Woman Survives 8 Days in Wrecked Car
Husband complains about police reluctance to launch full-scale search.
Sept. 28, 2007 -- Tanya Rider, a Washington State woman, remains in critical condition in a Seattle hospital after she was found Thursday in a gully where she had laid trapped inside her overturned car for eight days.
Her relieved husband told "Good Morning America" that red tape and reluctance by police delayed the start of a full-scale search.
Rider, 33, was last seen leaving her job at a grocery store Sept. 19, but authorities said her husband did not alert police until four days after she was missing.
Tom Rider said today on "Good Morning America" that that wasn't the case.
"That's incorrect," he said. "The first Kings County [911]operator I called refused to take the report because [they said], 'She's an adult and can go where she wants.' Even though I was telling them that something's wrong, this is not her."
Rider's husband also said he had cooperated fully with the police — allowing them to search his house, vehicle and his computer for any evidence.
Meanwhile, detectives were able to narrow their search after roughly pinpointing Rider's cell phone signal. They eventually spotted her car in some matted brush along the road she routinely traveled to and from work.
Ironically, the good news came just as Tom Rider was sitting down with authorities to take a polygraph test. He said he agreed to the test so he could be eliminated as a suspect as fast as possible.
"I wanted to make sure they weren't focused on me, and they were looking for Tanya," he told "GMA."
King's County sheriff's spokesperson Deputy Rodney Chinnick told The Associated Press that while it's been a "heart-wrenching experience" for the Rider family, they followed procedures in this case.
"It's not like we didn't take him seriously," Chinnick said, but mounting a search after a person is missing for one day is not practical. "We don't take every missing person report on adults...If we did, we'd be doing nothing but going after missing person reports."
The desperate search for Tanya Rider ended Thursday along a rural highway in Washington state.
After being reported missing for eight days, Rider was found trapped in her car at the bottom of a ravine. Her family and rescuers feared she had been kidnapped or worse, until a signal from her cell phone saved her life.
Rider is now in critical condition at Harborview Medical Center in Seattle.
"She's fighting for her life and [is] in danger of losing her leg," her husband said today on "GMA."
Rider is also suffering from kidney failure and has sores on her body from being trapped in the same position for so long, her husband said.
"If she's been here the whole time she's been missing, this is miraculous that she's still alive, with no food and water for several days," said Sgt. Dave Divis of the Washington State Patrol.

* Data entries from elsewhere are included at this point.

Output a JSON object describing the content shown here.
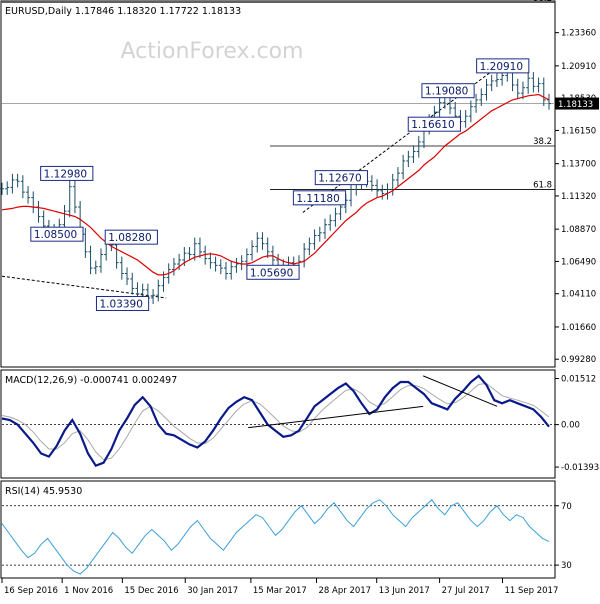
{
  "chart_data": [
    {
      "type": "line",
      "panel": "price",
      "header": "EURUSD,Daily  1.17846 1.18320 1.17722 1.18133",
      "watermark": "ActionForex.com",
      "ylim": [
        0.9878,
        1.2562
      ],
      "y_ticks": [
        0.9928,
        1.0166,
        1.0411,
        1.0649,
        1.0887,
        1.1132,
        1.137,
        1.1615,
        1.1853,
        1.2091,
        1.2336
      ],
      "y_tick_labels": [
        "0.99280",
        "1.01660",
        "1.04110",
        "1.06490",
        "1.08870",
        "1.11320",
        "1.13700",
        "1.16150",
        "1.18530",
        "1.20910",
        "1.23360"
      ],
      "current_price": 1.18133,
      "current_price_label": "1.18133",
      "fib_levels": [
        {
          "label": "38.2",
          "value": 1.256,
          "from": 0.0,
          "to": 1.0
        },
        {
          "label": "38.2",
          "value": 1.15,
          "from": 0.49,
          "to": 1.0
        },
        {
          "label": "61.8",
          "value": 1.118,
          "from": 0.49,
          "to": 1.0
        }
      ],
      "annotations": [
        {
          "text": "1.12980",
          "x": 0.078,
          "y": 1.1298
        },
        {
          "text": "1.08500",
          "x": 0.06,
          "y": 1.085
        },
        {
          "text": "1.08280",
          "x": 0.196,
          "y": 1.0828
        },
        {
          "text": "1.03390",
          "x": 0.18,
          "y": 1.0339
        },
        {
          "text": "1.05690",
          "x": 0.455,
          "y": 1.0569
        },
        {
          "text": "1.12670",
          "x": 0.58,
          "y": 1.1267
        },
        {
          "text": "1.11180",
          "x": 0.54,
          "y": 1.1118
        },
        {
          "text": "1.19080",
          "x": 0.775,
          "y": 1.1908
        },
        {
          "text": "1.20910",
          "x": 0.875,
          "y": 1.2091
        },
        {
          "text": "1.16610",
          "x": 0.75,
          "y": 1.1661
        }
      ],
      "trendlines": [
        {
          "style": "dashed",
          "x1": 0.0,
          "y1": 1.054,
          "x2": 0.3,
          "y2": 1.038
        },
        {
          "style": "dashed",
          "x1": 0.55,
          "y1": 1.101,
          "x2": 0.895,
          "y2": 1.205
        }
      ],
      "close": [
        1.1185,
        1.1195,
        1.125,
        1.124,
        1.116,
        1.112,
        1.105,
        1.098,
        1.091,
        1.088,
        1.086,
        1.092,
        1.102,
        1.12,
        1.105,
        1.085,
        1.072,
        1.06,
        1.061,
        1.07,
        1.08,
        1.077,
        1.064,
        1.056,
        1.052,
        1.045,
        1.041,
        1.044,
        1.038,
        1.04,
        1.047,
        1.053,
        1.059,
        1.063,
        1.066,
        1.071,
        1.07,
        1.078,
        1.072,
        1.067,
        1.064,
        1.062,
        1.06,
        1.056,
        1.061,
        1.063,
        1.065,
        1.07,
        1.076,
        1.082,
        1.078,
        1.072,
        1.066,
        1.062,
        1.062,
        1.064,
        1.06,
        1.065,
        1.074,
        1.078,
        1.084,
        1.086,
        1.092,
        1.095,
        1.1,
        1.105,
        1.11,
        1.118,
        1.122,
        1.125,
        1.124,
        1.121,
        1.117,
        1.115,
        1.118,
        1.125,
        1.13,
        1.139,
        1.142,
        1.146,
        1.153,
        1.163,
        1.169,
        1.175,
        1.182,
        1.186,
        1.178,
        1.172,
        1.168,
        1.172,
        1.179,
        1.184,
        1.188,
        1.195,
        1.198,
        1.199,
        1.202,
        1.205,
        1.195,
        1.189,
        1.193,
        1.2,
        1.194,
        1.196,
        1.184,
        1.1813
      ],
      "ma": [
        1.103,
        1.1035,
        1.104,
        1.105,
        1.1055,
        1.1055,
        1.105,
        1.1045,
        1.104,
        1.103,
        1.102,
        1.101,
        1.1,
        1.099,
        1.098,
        1.096,
        1.093,
        1.09,
        1.086,
        1.082,
        1.079,
        1.076,
        1.074,
        1.072,
        1.07,
        1.068,
        1.066,
        1.063,
        1.06,
        1.057,
        1.055,
        1.055,
        1.056,
        1.058,
        1.061,
        1.064,
        1.066,
        1.068,
        1.069,
        1.07,
        1.0705,
        1.07,
        1.069,
        1.067,
        1.065,
        1.064,
        1.063,
        1.063,
        1.064,
        1.066,
        1.068,
        1.069,
        1.069,
        1.067,
        1.065,
        1.064,
        1.063,
        1.064,
        1.065,
        1.068,
        1.071,
        1.075,
        1.079,
        1.083,
        1.087,
        1.091,
        1.095,
        1.098,
        1.101,
        1.105,
        1.108,
        1.11,
        1.112,
        1.113,
        1.115,
        1.117,
        1.12,
        1.123,
        1.126,
        1.129,
        1.132,
        1.136,
        1.139,
        1.142,
        1.146,
        1.15,
        1.153,
        1.156,
        1.159,
        1.161,
        1.164,
        1.167,
        1.17,
        1.173,
        1.176,
        1.178,
        1.18,
        1.182,
        1.184,
        1.185,
        1.186,
        1.187,
        1.1875,
        1.188,
        1.186,
        1.184
      ]
    },
    {
      "type": "line",
      "panel": "macd",
      "header": "MACD(12,26,9) -0.000741 0.002497",
      "ylim": [
        -0.0172,
        0.0176
      ],
      "y_ticks": [
        0.01512,
        0.0,
        -0.013938
      ],
      "y_tick_labels": [
        "0.01512",
        "0.00",
        "-0.013938"
      ],
      "zero_line": 0.0,
      "trendlines": [
        {
          "style": "solid",
          "x1": 0.45,
          "y1": -0.001,
          "x2": 0.77,
          "y2": 0.006
        },
        {
          "style": "solid",
          "x1": 0.77,
          "y1": 0.016,
          "x2": 0.905,
          "y2": 0.006
        }
      ],
      "macd": [
        0.002,
        0.0015,
        0.0,
        -0.003,
        -0.006,
        -0.0095,
        -0.0105,
        -0.007,
        -0.002,
        0.0015,
        -0.003,
        -0.0095,
        -0.0135,
        -0.0125,
        -0.008,
        -0.002,
        0.002,
        0.0065,
        0.009,
        0.006,
        0.0,
        -0.003,
        -0.0035,
        -0.005,
        -0.0065,
        -0.0075,
        -0.0055,
        -0.002,
        0.002,
        0.0055,
        0.0075,
        0.009,
        0.008,
        0.004,
        0.0,
        -0.002,
        -0.004,
        -0.0035,
        -0.002,
        0.002,
        0.006,
        0.008,
        0.01,
        0.012,
        0.0135,
        0.011,
        0.007,
        0.0035,
        0.005,
        0.009,
        0.012,
        0.014,
        0.014,
        0.012,
        0.01,
        0.007,
        0.006,
        0.005,
        0.0085,
        0.011,
        0.014,
        0.016,
        0.013,
        0.008,
        0.007,
        0.008,
        0.007,
        0.006,
        0.005,
        0.0025,
        -0.0007
      ],
      "signal": [
        0.003,
        0.0025,
        0.0015,
        0.0,
        -0.0025,
        -0.0055,
        -0.008,
        -0.008,
        -0.006,
        -0.003,
        -0.002,
        -0.005,
        -0.009,
        -0.0115,
        -0.011,
        -0.008,
        -0.004,
        0.0005,
        0.0045,
        0.006,
        0.0045,
        0.002,
        -0.0005,
        -0.0025,
        -0.0045,
        -0.006,
        -0.0062,
        -0.0045,
        -0.0015,
        0.0015,
        0.0045,
        0.0068,
        0.0078,
        0.0068,
        0.0045,
        0.002,
        -0.0005,
        -0.002,
        -0.0025,
        -0.001,
        0.002,
        0.0048,
        0.007,
        0.0092,
        0.0112,
        0.0118,
        0.0102,
        0.0075,
        0.006,
        0.007,
        0.0092,
        0.0115,
        0.0128,
        0.0128,
        0.0118,
        0.01,
        0.0083,
        0.0068,
        0.0072,
        0.0088,
        0.011,
        0.0132,
        0.0135,
        0.0115,
        0.0095,
        0.0087,
        0.008,
        0.0072,
        0.0063,
        0.0045,
        0.0025
      ]
    },
    {
      "type": "line",
      "panel": "rsi",
      "header": "RSI(14) 45.9530",
      "ylim": [
        22,
        86
      ],
      "y_ticks": [
        70,
        30
      ],
      "y_tick_labels": [
        "70",
        "30"
      ],
      "rsi": [
        58,
        52,
        46,
        40,
        35,
        38,
        44,
        48,
        42,
        36,
        30,
        26,
        24,
        28,
        34,
        40,
        46,
        52,
        48,
        42,
        38,
        44,
        50,
        54,
        50,
        46,
        40,
        44,
        50,
        56,
        60,
        54,
        48,
        44,
        40,
        46,
        52,
        56,
        60,
        64,
        62,
        56,
        50,
        54,
        60,
        66,
        70,
        64,
        58,
        62,
        68,
        72,
        66,
        60,
        56,
        62,
        68,
        72,
        74,
        70,
        64,
        60,
        56,
        62,
        66,
        70,
        74,
        68,
        64,
        70,
        72,
        66,
        60,
        56,
        60,
        66,
        70,
        64,
        60,
        64,
        62,
        56,
        52,
        48,
        46
      ]
    },
    {
      "type": "axis",
      "x_tick_labels": [
        "16 Sep 2016",
        "1 Nov 2016",
        "15 Dec 2016",
        "30 Jan 2017",
        "15 Mar 2017",
        "28 Apr 2017",
        "13 Jun 2017",
        "27 Jul 2017",
        "11 Sep 2017"
      ],
      "x_tick_positions": [
        0.0,
        0.11,
        0.22,
        0.335,
        0.455,
        0.575,
        0.685,
        0.8,
        0.915
      ]
    }
  ]
}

Although Tanya Rider was coherent when she was admitted to the hospital, Tom Rider has been unable to speak to his wife and ask her about her ordeal.
"She's been incubated since the first time I've seen her so no, she has not been able to talk," he said.
Rider was alert and talking when authorities found her pinned inside her crumpled Honda at the bottom of a deep ravine.
"She was still behind the wheel, pinned against the front end of the car and the side of the car," Jeff Merrill, a trooper with the Washington State Patrol, told "GMA." "All the air bags had deployed. But due to the crushing of the vehicle, she had been pinned in the vehicle and not able to exit the car on her own because of her injuries."
It took rescuers more than an hour to free her from the wreckage. Dehydrated and pale, she was airlifted to a Seattle hospital where her relieved loved ones were waiting.
"I'm just grateful she wasn't dead, kidnapped," her mother, Nancy Loe, said. "We didn't know where she was."
A String of People Trapped in Wrecked Cars
The remarkable discovery comes weeks after a Maryland teenager survived a similar plunge down a ravine. It took college student Julian McCormick two days to free himself from his car and more than a week before rescuers found him.
Many questions remain unanswered in the Seattle case, including when and why Rider went off the road, and how she survived. For now, though, her family is just happy to know she's alive.The Associated Press contributed to this report.